There’s also a lot that I dislike about the company and its practices. At the same time, I’m glad that they’ve started working with researchers and started publishing their findings. I think we need more transparency in the algorithmic work done by these kinds of systems and their willingness to publish has been one of the few ways we’ve gleaned insight into what’s going on. Of course, I also suspect the angry reaction from this study will prompt them to clamp down on allowing researchers to be remotely public. My gut says they will naively respond to this situation as though the practice of research is what makes them vulnerable rather than their practices as a company as a whole. Beyond what this means for researchers, I’m concerned about what increased silence will mean for a public who has no clue of what’s being done with their data, who will think that no new report of terrible misdeeds means Facebook has stopped manipulating data.

Information companies aren’t the same as pharmaceuticals. They don’t need to do clinical trials before they put a product on the market. They can psychologically manipulate their users all they want without being remotely public about exactly what they’re doing. And as the public, we can only guess what the black box is doing.

There’s a lot that needs reform here. We need to figure out how to have a meaningful conversation about corporate ethics, regardless of whether it’s couched as research or not.

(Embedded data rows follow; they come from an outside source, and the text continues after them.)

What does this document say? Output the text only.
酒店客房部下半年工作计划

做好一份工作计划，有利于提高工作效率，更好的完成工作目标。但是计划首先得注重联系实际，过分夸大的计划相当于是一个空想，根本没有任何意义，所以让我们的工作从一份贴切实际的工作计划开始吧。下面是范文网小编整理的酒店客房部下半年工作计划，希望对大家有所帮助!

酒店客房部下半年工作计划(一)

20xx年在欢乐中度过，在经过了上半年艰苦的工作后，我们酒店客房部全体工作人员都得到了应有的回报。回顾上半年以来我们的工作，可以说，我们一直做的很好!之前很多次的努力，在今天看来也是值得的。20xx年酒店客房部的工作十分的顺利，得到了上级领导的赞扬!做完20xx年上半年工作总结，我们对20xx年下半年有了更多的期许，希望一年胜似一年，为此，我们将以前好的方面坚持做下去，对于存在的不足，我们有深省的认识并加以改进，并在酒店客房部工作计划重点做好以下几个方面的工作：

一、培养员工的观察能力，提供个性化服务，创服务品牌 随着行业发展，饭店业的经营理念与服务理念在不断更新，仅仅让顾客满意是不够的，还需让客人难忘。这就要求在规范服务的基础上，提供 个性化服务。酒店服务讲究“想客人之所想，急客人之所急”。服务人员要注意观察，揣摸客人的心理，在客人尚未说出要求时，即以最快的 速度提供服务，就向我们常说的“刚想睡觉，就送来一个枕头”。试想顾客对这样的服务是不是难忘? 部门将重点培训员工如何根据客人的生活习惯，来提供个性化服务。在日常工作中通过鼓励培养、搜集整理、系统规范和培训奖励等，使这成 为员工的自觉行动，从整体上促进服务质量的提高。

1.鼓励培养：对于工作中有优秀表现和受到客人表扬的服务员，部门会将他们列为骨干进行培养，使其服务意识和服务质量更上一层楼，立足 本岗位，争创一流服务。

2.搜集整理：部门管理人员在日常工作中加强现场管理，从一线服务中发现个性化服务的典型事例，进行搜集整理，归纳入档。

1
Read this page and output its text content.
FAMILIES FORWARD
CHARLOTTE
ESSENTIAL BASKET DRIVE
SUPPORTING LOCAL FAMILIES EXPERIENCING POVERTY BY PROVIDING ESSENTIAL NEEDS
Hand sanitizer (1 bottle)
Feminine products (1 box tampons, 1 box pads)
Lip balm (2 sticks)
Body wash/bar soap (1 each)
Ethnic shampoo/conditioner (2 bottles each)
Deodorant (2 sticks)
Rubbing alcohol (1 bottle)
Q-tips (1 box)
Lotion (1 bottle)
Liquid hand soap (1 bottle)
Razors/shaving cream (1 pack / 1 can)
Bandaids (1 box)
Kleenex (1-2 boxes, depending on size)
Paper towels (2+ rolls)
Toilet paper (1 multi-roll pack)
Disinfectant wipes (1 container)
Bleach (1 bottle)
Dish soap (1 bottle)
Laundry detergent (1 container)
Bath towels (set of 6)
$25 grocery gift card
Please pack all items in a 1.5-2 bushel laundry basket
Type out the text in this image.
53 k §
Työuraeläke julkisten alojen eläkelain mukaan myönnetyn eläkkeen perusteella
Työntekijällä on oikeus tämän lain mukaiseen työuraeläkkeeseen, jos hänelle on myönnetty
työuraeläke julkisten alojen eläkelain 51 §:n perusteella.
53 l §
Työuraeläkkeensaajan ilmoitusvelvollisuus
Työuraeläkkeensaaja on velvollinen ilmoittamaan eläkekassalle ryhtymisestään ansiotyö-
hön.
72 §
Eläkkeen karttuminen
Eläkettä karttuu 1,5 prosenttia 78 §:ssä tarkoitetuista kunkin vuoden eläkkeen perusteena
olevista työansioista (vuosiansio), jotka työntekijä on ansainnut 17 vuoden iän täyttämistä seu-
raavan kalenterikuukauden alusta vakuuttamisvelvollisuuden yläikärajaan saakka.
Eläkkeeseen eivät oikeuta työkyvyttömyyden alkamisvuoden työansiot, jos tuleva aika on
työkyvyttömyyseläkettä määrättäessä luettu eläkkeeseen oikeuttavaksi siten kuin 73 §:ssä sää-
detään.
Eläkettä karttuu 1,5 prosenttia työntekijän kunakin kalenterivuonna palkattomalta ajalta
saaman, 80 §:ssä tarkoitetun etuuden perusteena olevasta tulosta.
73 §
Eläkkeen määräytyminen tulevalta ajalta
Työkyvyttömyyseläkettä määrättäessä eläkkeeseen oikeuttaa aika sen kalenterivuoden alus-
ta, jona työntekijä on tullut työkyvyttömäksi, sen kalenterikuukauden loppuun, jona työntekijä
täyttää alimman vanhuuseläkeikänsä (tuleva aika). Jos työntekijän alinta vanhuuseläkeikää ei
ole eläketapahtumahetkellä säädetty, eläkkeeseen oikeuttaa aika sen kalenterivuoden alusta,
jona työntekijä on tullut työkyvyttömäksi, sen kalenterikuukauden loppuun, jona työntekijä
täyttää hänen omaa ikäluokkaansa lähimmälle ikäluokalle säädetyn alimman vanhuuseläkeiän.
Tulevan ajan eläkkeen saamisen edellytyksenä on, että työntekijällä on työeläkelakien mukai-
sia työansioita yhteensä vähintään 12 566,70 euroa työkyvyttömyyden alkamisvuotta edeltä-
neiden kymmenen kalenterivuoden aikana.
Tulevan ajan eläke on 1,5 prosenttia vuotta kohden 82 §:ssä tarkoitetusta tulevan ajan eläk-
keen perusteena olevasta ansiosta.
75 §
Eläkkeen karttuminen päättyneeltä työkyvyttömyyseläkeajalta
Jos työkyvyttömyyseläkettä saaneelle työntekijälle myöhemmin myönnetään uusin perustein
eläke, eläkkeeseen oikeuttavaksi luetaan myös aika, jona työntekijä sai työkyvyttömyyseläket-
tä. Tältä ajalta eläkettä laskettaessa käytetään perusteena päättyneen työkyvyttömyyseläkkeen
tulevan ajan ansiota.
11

But it’s not so simple as saying that a lack of a corporate IRB or a lack of an “informed consent” gold standard means a practice is unethical. Almost all manipulations that take place by these companies occur without either one of these. And they go unchecked because they aren’t published or public.

Ethical oversight isn’t easy and I don’t have a quick and dirty solution for how it should be implemented. But I do have a few ideas. For starters, I’d like to see any company that manipulates user data create an ethics board. Not an IRB that approves research studies, but an ethics board that has visibility into all proprietary algorithms that could affect users. For public companies, this could be done through the ethics committee of the Board of Directors. But rather than simply consisting of board members, it should consist of scholars and users. I also think that there needs to be a mechanism for whistleblowing regarding ethics from within companies because I’ve found that many employees of companies like Facebook are quite concerned by certain algorithmic decisions, but feel as though there’s no path to responsibly report concerns without going fully public. This wouldn’t solve all of the problems, nor am I convinced that most companies would do so voluntarily, but it is certainly something to consider. More than anything, I want to see users have the ability to meaningfully influence what’s being done with their data and I’d love to see a way for their voices to be represented in these processes.

I’m glad this study has prompted an intense debate among scholars and the public, but I fear it’s turned into a simplistic attack on Facebook over this particular study, rather than a nuanced debate over how we create meaningful ethical oversight in research and practice. The lines between research and practice are always blurred and information companies like Facebook make this increasingly salient. No one benefits by drawing lines in the sand. We need to address the problem more holistically. And, in the meantime, we need to hold companies accountable for how they manipulate people across the board, regardless of whether or not it’s couched as research. If we focus too much on this study, we’ll lose track of the broader issues at stake.